«…Жгучее стремление быть творцом»

«…Жгучее стремление быть творцом»

М. Алигер

С радостью согласилась написать о недавно вышедшей книге Эм. Казакевича. С радостью прежде всего потому, что люблю и ценю этого писателя, старого моего друга, столь рано — увы! — ушедшего из жизни. С радостью, во-вторых, потому, что ему в нынешнем году исполнилось бы семьдесят пять лет (а он ведь не дожил и до пятидесяти), и вспомнить имя, вспомнить его работу, книги, это же не лишне. С радостью, наконец, потому, что обратился ко мне журнал «Знамя», который решительно вводит в нашу литературу новые имена и которому все же хочется напомнить, что при этом не следует забывать и иные, быть может, не столь многочисленные, однако честные и талантливые имена писателей, выдержавших нелегкую и серьезную проверку нашим сложным временем, начавших свой простой путь в литературу тоже на страницах «Знамени». Одно из самых достойных и чистых в этом ряду имен — Эммануила Казакевича.

Вот уж кому бы жить сегодня... Вот кто стал бы истинным и незаменимым солдатом перестройки. Да он, в сущности, и был таким солдатом в том, что успел сделать достоянием нашей литературы, наших читателей, начав свою работу в 1946-м, едва вернувшись с войны, из армии и протрудившись полноценно и весьма азартно, беззаветно и ощутимо всего каких-нибудь пятнадцать-шестнадцать лет. Только где-то он не очень-то пришелся ко двору и его, поначалу сразу же заметив и даже отметив, довольно быстро постарались заслонить, отодвинуть в сторону, чтобы не очень-то бросался в глаза. В начале нынешнего июля «Советская культура» опубликовала его статью «Гений и злодейство», написанную в конце пятидесятых годов, где дан блистательный анализ личности Ленина, показано предательство и отступничество от ленинизма Сталина. Ее и тогда, более тридцати лет назад, очень хотели опубликовать разные периодические издания, включая «Новый мир» Александра Твардовского, но, увы, это никому не удалось.

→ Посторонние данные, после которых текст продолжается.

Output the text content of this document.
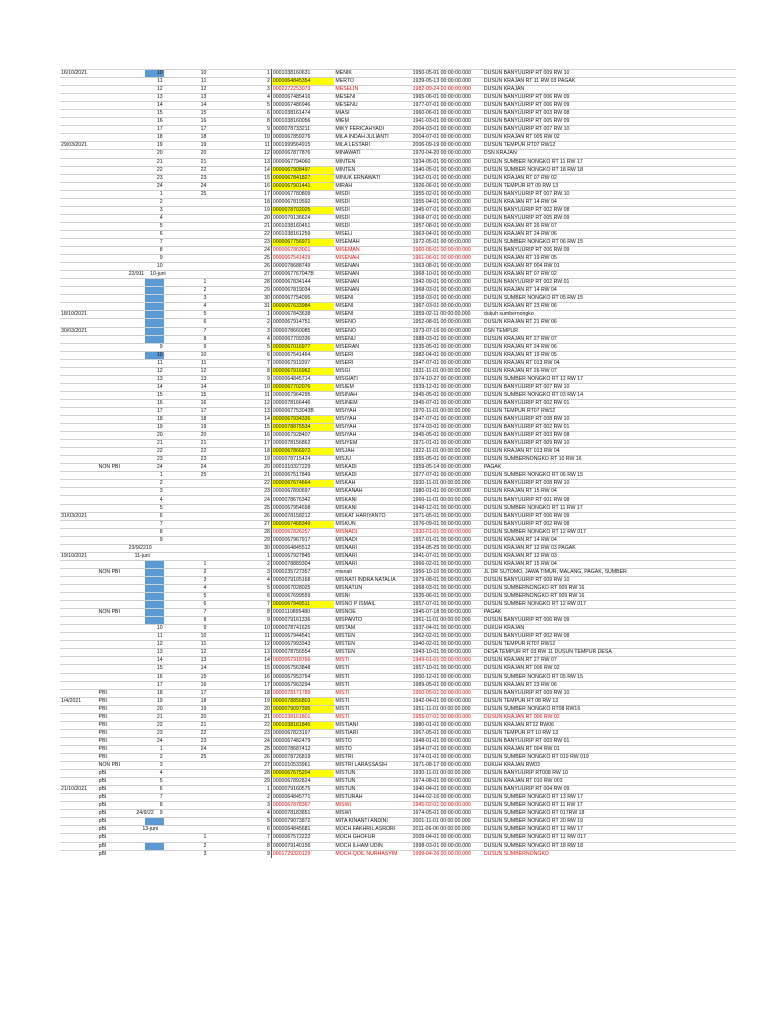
16/10/2021		10	10	1	0001038160631	MENIK	1950-05-01 00:00:00.000	DUSUN BANYUURIP RT 009 RW 10
		11	11	2	0000064845354	MERTO	1939-05-13 00:00:00.000	DUSUN KRAJAN RT 11 RW 03 PAGAK
		12	12	3	0002272253073	MESELIN	1982-09-24 00:00:00.000	DUSUN KRAJAN
		13	13	4	0000067485416	MESENI	1965-06-01 00:00:00.000	DUSUN BANYUURIP RT 006 RW 09
		14	14	5	0000067486946	MESENU	1977-07-01 00:00:00.000	DUSUN BANYUURIP RT 006 RW 09
		15	15	6	0001038161474	MIASI	1960-06-01 00:00:00.000	DUSUN BANYUURIP RT 003 RW 08
		16	16	8	0001038160056	MIEM	1941-03-01 00:00:00.000	DUSUN BANYUURIP RT 005 RW 09
		17	17	9	0000078733211	MIKY FERICAHYADI	2004-03-01 00:00:00.000	DUSUN BANYUURIP RT 007 RW 10
		18	18	10	0000067859276	MILA INDAH JULIANTI	2004-07-01 00:00:00.000	DUSUN KRAJAN RT 005 RW 02
29/03/2021		19	19	11	0001999564915	MILA LESTARI	2006-09-19 00:00:00.000	DUSUN TEMPUR RT07 RW12
		20	20	12	0000067877876	MINAWATI	1970-04-20 00:00:00.000	DSN KRAJAN
		21	21	13	0000067794060	MINTEN	1934-05-01 00:00:00.000	DUSUN SUMBER NONGKO RT 11 RW 17
		22	22	14	0000067908497	MINTEN	1940-05-01 00:00:00.000	DUSUN SUMBER NONGKO RT 18 RW 18
		23	23	15	0000067841827	MINUK ERNAWATI	1962-01-01 00:00:00.000	DUSUN KRAJAN RT 07 RW 02
		24	24	16	0000067901441	MIRAH	1926-06-01 00:00:00.000	DUSUN TEMPUR RT 09 RW 13
		1	25	17	0000067780809	MISDI	1955-02-01 00:00:00.000	DUSUN BANYUURIP RT 007 RW 10
		2		18	0000067819592	MISDI	1955-04-01 00:00:00.000	DUSUN KRAJAN RT 14 RW 04
		3		19	0000078702025	MISDI	1945-07-01 00:00:00.000	DUSUN BANYUURIP RT 002 RW 08
		4		20	0000079136624	MISDI	1968-07-01 00:00:00.000	DUSUN BANYUURIP RT 005 RW 09
		5		21	0001038160451	MISDI	1957-08-01 00:00:00.000	DUSUN KRAJAN RT 26 RW 07
		6		22	0001038161259	MISELI	1963-04-01 00:00:00.000	DUSUN KRAJAN RT 24 RW 06
		7		23	0000067756971	MISEMAH	1972-05-01 00:00:00.000	DUSUN SUMBER NONGKO RT 06 RW 15
		8		24	0000067863001	MISEMAN	1960-05-01 00:00:00.000	DUSUN BANYUURIP RT 006 RW 09
		9		25	0000067541429	MISENAH	1961-06-01 00:00:00.000	DUSUN KRAJAN RT 19 RW 05
		10		26	0000078688749	MISENAN	1963-08-01 00:00:00.000	DUSUN KRAJAN RT 004 RW 01
	22/911 10-juni			27	0000067767047B	MISENAN	1968-10-01 00:00:00.000	DUSUN KRAJAN RT 07 RW 02
			1	28	0000067834144	MISENAN	1942-09-01 00:00:00.000	DUSUN BANYUURIP RT 002 RW 01
			2	29	0000067819034	MISENAN	1968-03-01 00:00:00.000	DUSUN KRAJAN RT 14 RW 04
			3	30	0000067754095	MISENI	1958-03-01 00:00:00.000	DUSUN SUMBER NONGKO RT 05 RW 15
			4	31	0000067633984	MISENI	1967-03-01 00:00:00.000	DUSUN KRAJAN RT 23 RW 06
18/10/2021			5	1	0000067843638	MISENI	1959-02-11 00:00:00.000	dukuh sumbernongko
			6	2	0000067914751	MISENO	1952-08-01 00:00:00.000	DUSUN KRAJAN RT 21 RW 06
30/03/2021			7	3	0000078660085	MISENO	1973-07-16 00:00:00.000	DSN TEMPUR
			8	4	0000067709336	MISENU	1988-03-01 00:00:00.000	DUSUN KRAJAN RT 27 RW 07
		9	9	5	0000067016977	MISERAN	1935-05-01 00:00:00.000	DUSUN KRAJAN RT 24 RW 06
		10	10	6	0000067541464	MISERI	1982-04-01 00:00:00.000	DUSUN KRAJAN RT 19 RW 05
		11	11	7	0000067911097	MISERI	1947-07-01 00:00:00.000	DUSUN KRAJAN RT 013 RW 04
		12	12	8	0000067916962	MISGI	1931-11-01 00:00:00.000	DUSUN KRAJAN RT 26 RW 07
		13	13	9	0000064845714	MISGIATI	1974-10-27 00:00:00.000	DUSUN SUMBER NONGKO RT 12 RW 17
		14	14	10	0000067702076	MISIEM	1939-12-01 00:00:00.000	DUSUN BANYUURIP RT 007 RW 10
		15	15	11	0000067964295	MISINAH	1945-05-01 00:00:00.000	DUSUN SUMBER NONGKO RT 03 RW 14
		16	16	12	0000078166446	MISINEM	1945-07-01 00:00:00.000	DUSUN BANYUURIP RT 002 RW 01
		17	17	13	0000067753043B	MISIYAH	1970-11-01 00:00:00.000	DUSUN TEMPUR RT07 RW12
		18	18	14	0000067934336	MISIYAH	1947-07-01 00:00:00.000	DUSUN BANYUURIP RT 008 RW 10
		19	19	15	0000078875534	MISIYAH	1974-03-01 00:00:00.000	DUSUN BANYUURIP RT 002 RW 01
		20	20	16	0000067928407	MISIYAH	1945-05-01 00:00:00.000	DUSUN BANYUURIP RT 003 RW 08
		21	21	17	0000078156862	MISIYEM	1971-01-01 00:00:00.000	DUSUN BANYUURIP RT 009 RW 10
		22	22	18	0000067866972	MISJAH	1922-11-01 00:00:00.000	DUSUN KRAJAN RT 013 RW 04
		23	23	19	0000078715424	MISJU	1955-05-01 00:00:00.000	DUSUN SUMBERNONGKO RT 10 RW 16
	NON PBI	24	24	20	0001010327229	MISKADI	1959-05-14 00:00:00.000	PAGAK
		1	25	21	0000067517849	MISKADI	1977-07-01 00:00:00.000	DUSUN SUMBER NONGKO RT 06 RW 15
		2		22	0000067674664	MISKAH	1930-11-01 00:00:00.000	DUSUN BANYUURIP RT 008 RW 10
		3		23	0000067890697	MISKANAH	1980-01-01 00:00:00.000	DUSUN KRAJAN RT 15 RW 04
		4		24	0000078676342	MISKANI	1960-11-01 00:00:00.000	DUSUN BANYUURIP RT 001 RW 08
		5		25	0000067954698	MISKANI	1948-12-01 00:00:00.000	DUSUN SUMBER NONGKO RT 11 RW 17
31/03/2021		6		26	0000078158212	MISKAT HARIYANTO	1971-05-01 00:00:00.000	DUSUN BANYUURIP RT 006 RW 09
		7		27	0000067468349	MISKUN	1976-09-01 00:00:00.000	DUSUN BANYUURIP RT 002 RW 08
		8		28	0000067826257	MISNADI	1930-01-01 00:00:00.000	DUSUN SUMBER NONGKO RT 12 RW 017
		9		29	0000067967917	MISNADI	1957-01-01 00:00:00.000	DUSUN KRAJAN RT 14 RW 04
	23/9/2210			30	0000064845512	MISNARI	1954-05-25 00:00:00.000	DUSUN KRAJAN RT 12 RW 03 PAGAK
19/10/2021	11-juni			1	0000067927845	MISNARI	1941-07-01 00:00:00.000	DUSUN KRAJAN RT 12 RW 03
			1	2	0000078889304	MISNARI	1966-02-01 00:00:00.000	DUSUN KRAJAN RT 15 RW 04
	NON PBI		2	3	0000235727357	misnati	1956-10-10 00:00:00.000	JL DR SUTOMO, JAWA TIMUR, MALANG, PAGAK, SUMBER
			3	4	0000079105168	MISNATI INDRA NATALIA	1979-08-01 00:00:00.000	DUSUN BANYUURIP RT 009 RW 10
			4	5	0000067028025	MISNATUN	1968-03-01 00:00:00.000	DUSUN SUMBERNONGKO RT 009 RW 16
			5	6	0000067699559	MISNI	1935-06-01 00:00:00.000	DUSUN SUMBERNONGKO RT 009 RW 16
			6	7	0000067949511	MISNO P ISMAIL	1957-07-01 00:00:00.000	DUSUN SUMBER NONGKO RT 12 RW 017
	NON PBI		7	8	0000110895480	MISNOE	1945-07-18 00:00:00.000	PAGAK
			8	9	0000079161336	MISPANTO	1961-11-01 00:00:00.000	DUSUN BANYUURIP RT 006 RW 09
		10	9	10	0000078741625	MISTAM	1937-04-01 00:00:00.000	DUKUH KRAJAN
		11	10	11	0000067944541	MISTEN	1962-02-01 00:00:00.000	DUSUN BANYUURIP RT 002 RW 08
		12	11	12	0000067993343	MISTEN	1940-02-01 00:00:00.000	DUSUN TEMPUR RT07 RW12
		13	12	13	0000078756554	MISTEN	1943-10-01 00:00:00.000	DESA TEMPUR RT 03 RW 11 DUSUN TEMPUR DESA
		14	13	14	0000067918766	MISTI	1949-01-01 00:00:00.000	DUSUN KRAJAN RT 27 RW 07
		15	14	15	0000067563848	MISTI	1957-10-01 00:00:00.000	DUSUN KRAJAN RT 006 RW 02
		16	15	16	0000067953754	MISTI	1950-12-01 00:00:00.000	DUSUN SUMBER NONGKO RT 05 RW 15
		17	16	17	0000067963294	MISTI	1989-05-01 00:00:00.000	DUSUN KRAJAN RT 23 RW 06
	PBI	18	17	18	0000078171789	MISTI	1950-05-01 00:00:00.000	DUSUN BANYUURIP RT 009 RW 10
1/4/2021	PBI	19	18	19	0000078856803	MISTI	1942-04-01 00:00:00.000	DUSUN TEMPUR RT 08 RW 13
	PBI	20	19	20	0000079097395	MISTI	1951-11-01 00:00:00.000	DUSUN SUMBER NONGKO RT08 RW16
	PBI	21	20	21	0001038161801	MISTI	1955-07-01 00:00:00.000	DUSUN KRAJAN RT 006 RW 02
	PBI	22	21	22	0001038161845	MISTIANI	1980-01-01 00:00:00.000	DUSUN KRAJAN RT22 RW06
	PBI	23	22	23	0000067823197	MISTIARI	1967-05-01 00:00:00.000	DUSUN TEMPUR RT 10 RW 13
	PBI	24	23	24	0000067482479	MISTO	1948-01-01 00:00:00.000	DUSUN BANYUURIP RT 003 RW 01
	PBI	1	24	25	0000078687412	MISTO	1954-07-01 00:00:00.000	DUSUN KRAJAN RT 004 RW 01
	PBI	2	25	26	0000078726819	MISTRI	1974-01-01 00:00:00.000	DUSUN SUMBER NONGKO RT 019 RW 019
	NON PBI	3		27	0001010533961	MISTRI LARASSASIH	1971-08-17 00:00:00.000	DUKUH KRAJAN RW03
	pBI	4		28	0000067675204	MISTUN	1930-11-01 00:00:00.000	DUSUN BANYUURIP RT008 RW 10
	pBI	5		29	0000067892824	MISTUN	1974-08-01 00:00:00.000	DUSUN KRAJAN RT 010 RW 003
21/10/2021	pBI	6		1	0000079160575	MISTUN	1940-04-01 00:00:00.000	DUSUN BANYUURIP RT 004 RW 09
	pBI	7		2	0000064845771	MISTURAH	1944-02-16 00:00:00.000	DUSUN SUMBER NONGKO RT 13 RW 17
	pBI	8		3	0000067878367	MISWI	1945-02-01 00:00:00.000	DUSUN SUMBER NONGKO RT 11 RW 17
	pBI 24/9/22	9		4	0000078183851	MISWI	1974-05-01 00:00:00.000	DUSUN SUMBER NONGKO RT 017RW 18
	pBI			5	0000079073872	MITA KINANTI ANDINI	2001-11-01 00:00:00.000	DUSUN SUMBER NONGKO RT 20 RW 19
	pBI 13-juni			6	0000064845681	MOCH FAKHRIL ASRORI	2011-06-06 00:00:00.000	DUSUN SUMBER NONGKO RT 12 RW 17
	pBI		1	7	0000067572222	MOCH GHOFUR	2009-04-01 00:00:00.000	DUSUN SUMBER NONGKO RT 12 RW 017
	pBI		2	8	0000079140156	MOCH ILHAM UDIN	1998-03-01 00:00:00.000	DUSUN SUMBER NONGKO RT 18 RW 18
	pBI		3	9	0001729320129	MOCH QOIL NURHASYIM	1999-04-26 00:00:00.000	DUSUN SUMBERNONGKO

Когда Эм. Казакевич вернулся с войны, у него в Москве, кроме молодой семьи, ничего не было — ни кола, ни двора, никакого пристанища. Помог генерал Выдриган — Казакевич долго был его адъютантом, и на всю жизнь они остались друзьями, — дали крошечную комнатенку без всяких удобств в доме барачного типа, в Хамовниках. Наконец-то появилась крыша над головой, появился какой-никакой стол, и вот на нем-то и была написана первая повесть Казакевича, высокая, чистая и ясная «Звезда». Она решительно и бесповоротно изменила жизнь молодого писателя. В 1947 году «Звезду» опубликовало «Знамя», возглавляемое в ту пору Всеволодом Вишневским. Повесть сразу была замечена, принята читателями и, что бывало не часто, литературной общественностью. Первому увидевшему свет произведению никому неведомого писателя была присуждена Сталинская премия. Вскоре ему дали небольшую квартирку в новом жилом районе, выстроенном на тогдашней окраине Москвы немецкими военнопленными. И уже в следующем году «Знамя» опубликовало вторую повесть молодого писателя «Двое в степи». Повесть поражала глубиной, тонкостью, человечностью отважно и решительно поставленной проблемы.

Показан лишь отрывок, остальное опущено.